I wasn’t happy with the photo, realising I needed some fields so I had a bit of the cardboard that comes with boxed chocolates in my terrain box and decided to fix that up.  Of course it warped when I glued it to a solid piece of cardboard, but I was ready for that and after a bit of bending I smeared glue on the bottom side and that seems to have fixed it.


While I was doing the bocage I also made up some stone walls (kitty litter glued onto a pop stick) and these, along with the sheep (six bases which I used for my DBM/DBA camps) pretending to be another field (maybe a meadow) are featured in the photos.

Recently I had read a post about a flaw with the mounted officer in the Airfix Napoleonic Highlanders set.  The rear belt is not moulded on the figure.  As I didn’t recall this I dug up the figure I had painted and sure enough, I had painted on the belt to cover up.  I painted this figure in the early 1970s (forty years ago) so no wonder I didn’t remember the flaw.  I was just glad to see I had compensated for it.

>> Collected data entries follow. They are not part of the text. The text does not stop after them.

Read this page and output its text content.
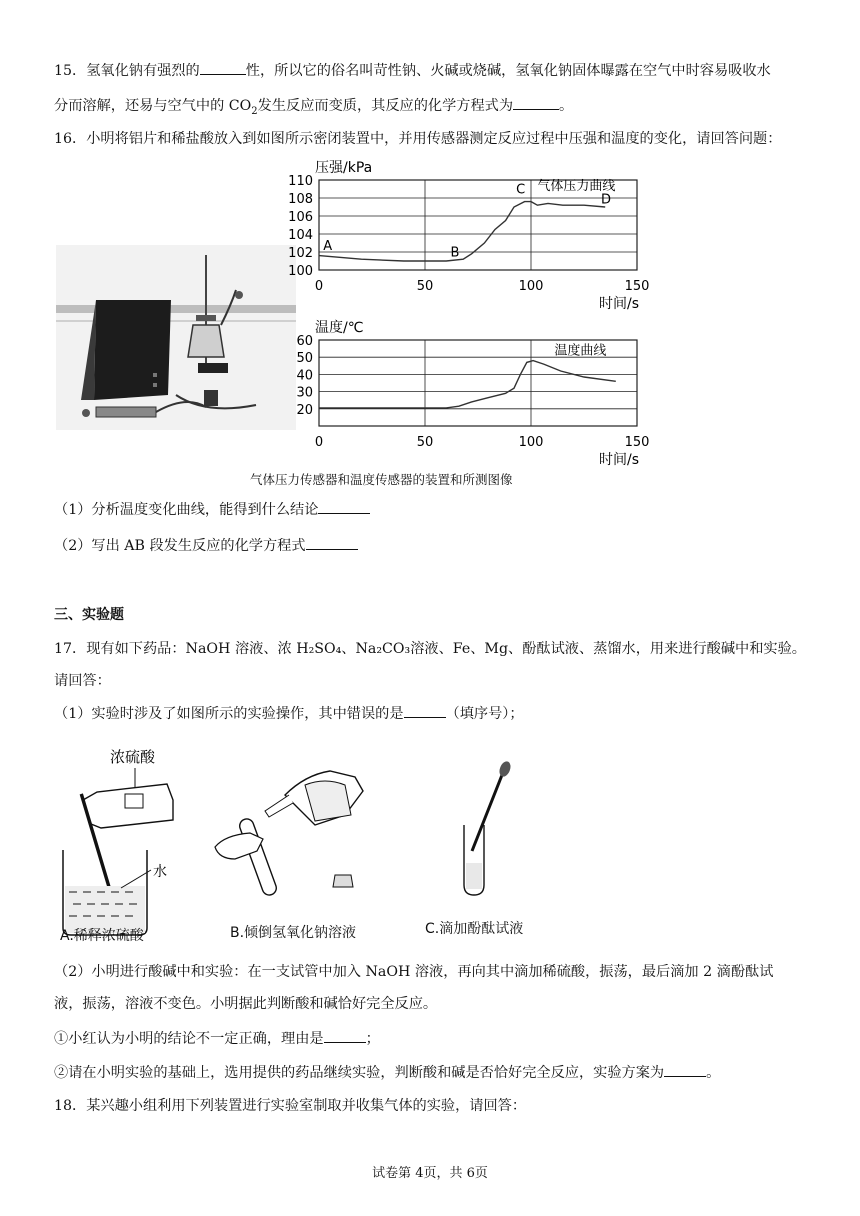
15．氢氧化钠有强烈的	性，所以它的俗名叫苛性钠、火碱或烧碱，氢氧化钠固体曝露在空气中时容易吸收水
分而溶解，还易与空气中的 $CO_2$发生反应而变质，其反应的化学方程式为	。
16．小明将铝片和稀盐酸放入到如图所示密闭装置中，并用传感器测定反应过程中压强和温度的变化，请回答问题：
100
102
104
106
108
110
0	50	100	150
压强/kPa
时间/s
气体压力曲线
A	B
C
D
20
30
40
50
60
0	50	100	150
温度/℃
时间/s
温度曲线
气体压力传感器和温度传感器的装置和所测图像
（1）分析温度变化曲线，能得到什么结论
（2）写出 AB 段发生反应的化学方程式
三、实验题
17．现有如下药品：NaOH 溶液、浓 H₂SO₄、Na₂CO₃溶液、Fe、Mg、酚酞试液、蒸馏水，用来进行酸碱中和实验。
请回答：
（1）实验时涉及了如图所示的实验操作，其中错误的是	（填序号）；
浓硫酸
水
A.稀释浓硫酸	B.倾倒氢氧化钠溶液	C.滴加酚酞试液
（2）小明进行酸碱中和实验：在一支试管中加入 NaOH 溶液，再向其中滴加稀硫酸，振荡，最后滴加 2 滴酚酞试
液，振荡，溶液不变色。小明据此判断酸和碱恰好完全反应。
①小红认为小明的结论不一定正确，理由是	；
②请在小明实验的基础上，选用提供的药品继续实验，判断酸和碱是否恰好完全反应，实验方案为	。
18．某兴趣小组利用下列装置进行实验室制取并收集气体的实验，请回答：
试卷第 4页，共 6页
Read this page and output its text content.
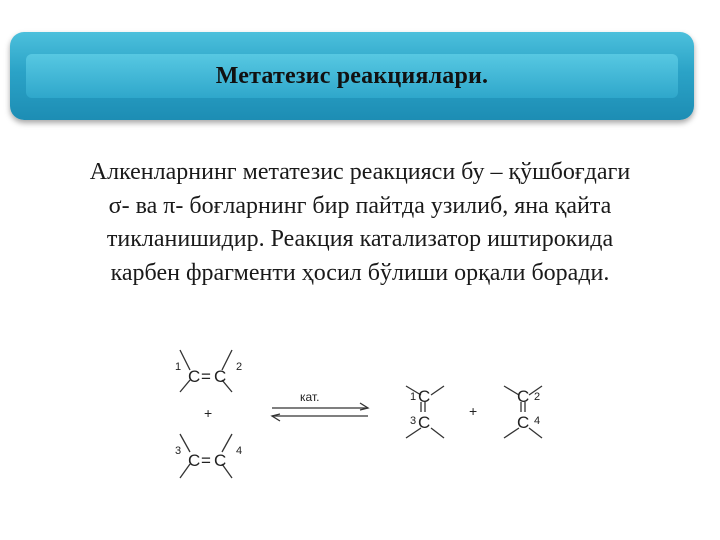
Метатезис реакциялари.
Алкенларнинг метатезис реакцияси бу – қўшбоғдаги
σ- ва π- боғларнинг бир пайтда узилиб, яна қайта
тикланишидир. Реакция катализатор иштирокида
карбен фрагменти ҳосил бўлиши орқали боради.
1 C = C 2
+
3 C = C 4
кат.	1 C
3 C
+
C 2
C 4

Anyway, here he is, front and back, lost somewhere in the bocage in France.


Prussian Blues


For Christmas I received some of the new Fantassin Prussian Grenadiers.  I particularly wanted the figures to have the distinctive monstrous plume and had been putting off raising a grenadier unit as the figures I came across, while looking good, were always in campaign dress.  With my new figures I thought I would also treat myself to a new Prussian Blue and got the Vallejo colour 70965.  I was happy with the first few figures I painted, but then worried that the blue was too bright and not as dark as I wanted.  So I went back to Humbrol’s Prussian Blue colour 5077. 

I over painted a few figures and painted a few more.  The result looked good.

When I came back the next day I couldn’t tell the difference.  Doh!
 


Of course now I have taken a photograph I can see a difference.  The wounded officer on the far left is the Humbrol Prussian Blue over painted on the Vallejo.  But as to the other two figures... 
What the camera captures and the computer displays are not necessarily how the colour appears to the naked eye, especially taking into account the light (and it is hot and sunny where I am).